I can hardly believe I'm not dreaming."

"I daresay Mrs. Morgan is a lot like other people," said Marilla drily,
although she did feel a trifle excited herself. Mrs. Morgan was a
famous woman and a visit from her was no commonplace occurrence.
"They'll be here to dinner, then?"

"Yes; and oh, Marilla, may I cook every bit of the dinner myself?
I want to feel that I can do something for the author of `The
Rosebud Garden,' if it is only to cook a dinner for her.
You won't mind, will you?"

"Goodness, I'm not so fond of stewing over a hot fire in July that
it would vex me very much to have someone else do it. You're quite
welcome to the job."

"Oh, thank you," said Anne, as if Marilla had just conferred a
tremendous favor, "I'll make out the menu this very night."

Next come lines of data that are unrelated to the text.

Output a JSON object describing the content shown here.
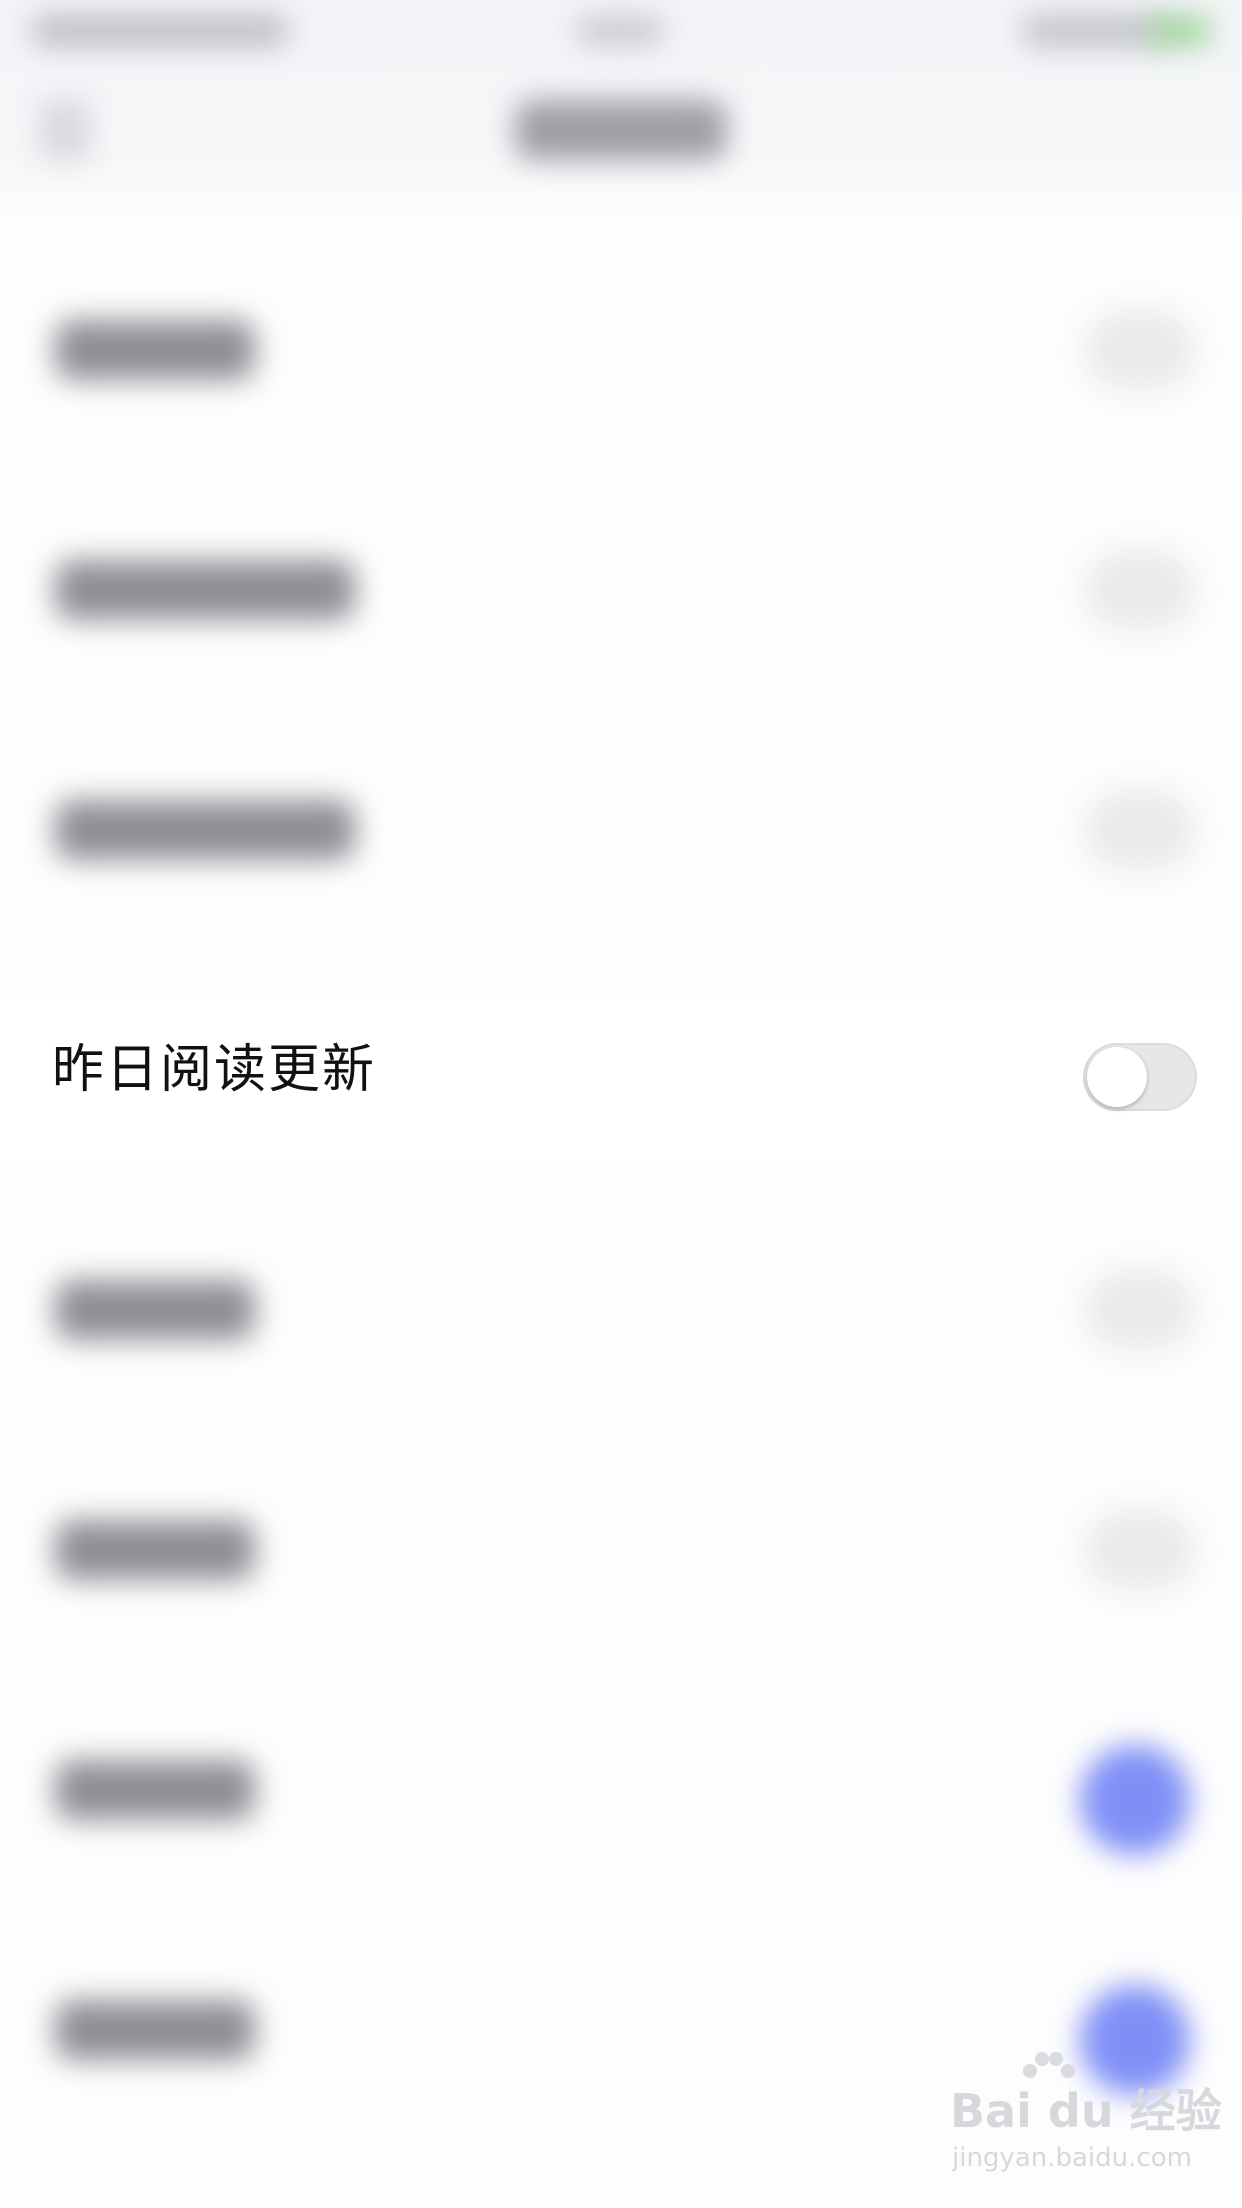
{
  "settings": {
    "focused_item": {
      "label": "昨日阅读更新",
      "toggle_on": false
    }
  },
  "watermark": {
    "logo_text": "Bai du 经验",
    "url_text": "jingyan.baidu.com"
  },
  "colors": {
    "accent_blue": "#7f8ff5",
    "toggle_off_track": "#e7e7ea",
    "background": "#fdfdfe"
  }
}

"You'd better not try to put on too much style," warned Marilla,
a little alarmed by the high-flown sound of "menu." You'll likely
come to grief if you do."

"Oh, I'm not going to put on any `style,' if you mean trying to do or
have things we don't usually have on festal occasions," assured Anne.
"That would be affectation, and, although I know I haven't as much
sense and steadiness as a girl of seventeen and a schoolteacher
ought to have, I'm not so silly AS that. But I want to have
everything as nice and dainty as possible. Davy-boy, don't leave
those peapods on the back stairs. . .someone might slip on them.
I'll have a light soup to begin with. . .you know I can make
lovely cream-of-onion soup. . .and then a couple of roast fowls.
I'll have the two white roosters. I have real affection for
those roosters and they've been pets ever since the gray hen
hatched out just the two of them. . .little balls of yellow down.
But I know they would have to be sacrificed sometime, and surely
there couldn't be a worthier occasion than this. But oh, Marilla,
_I_ cannot kill them. . .not even for Mrs. Morgan's sake. I'll have
to ask John Henry Carter to come over and do it for me."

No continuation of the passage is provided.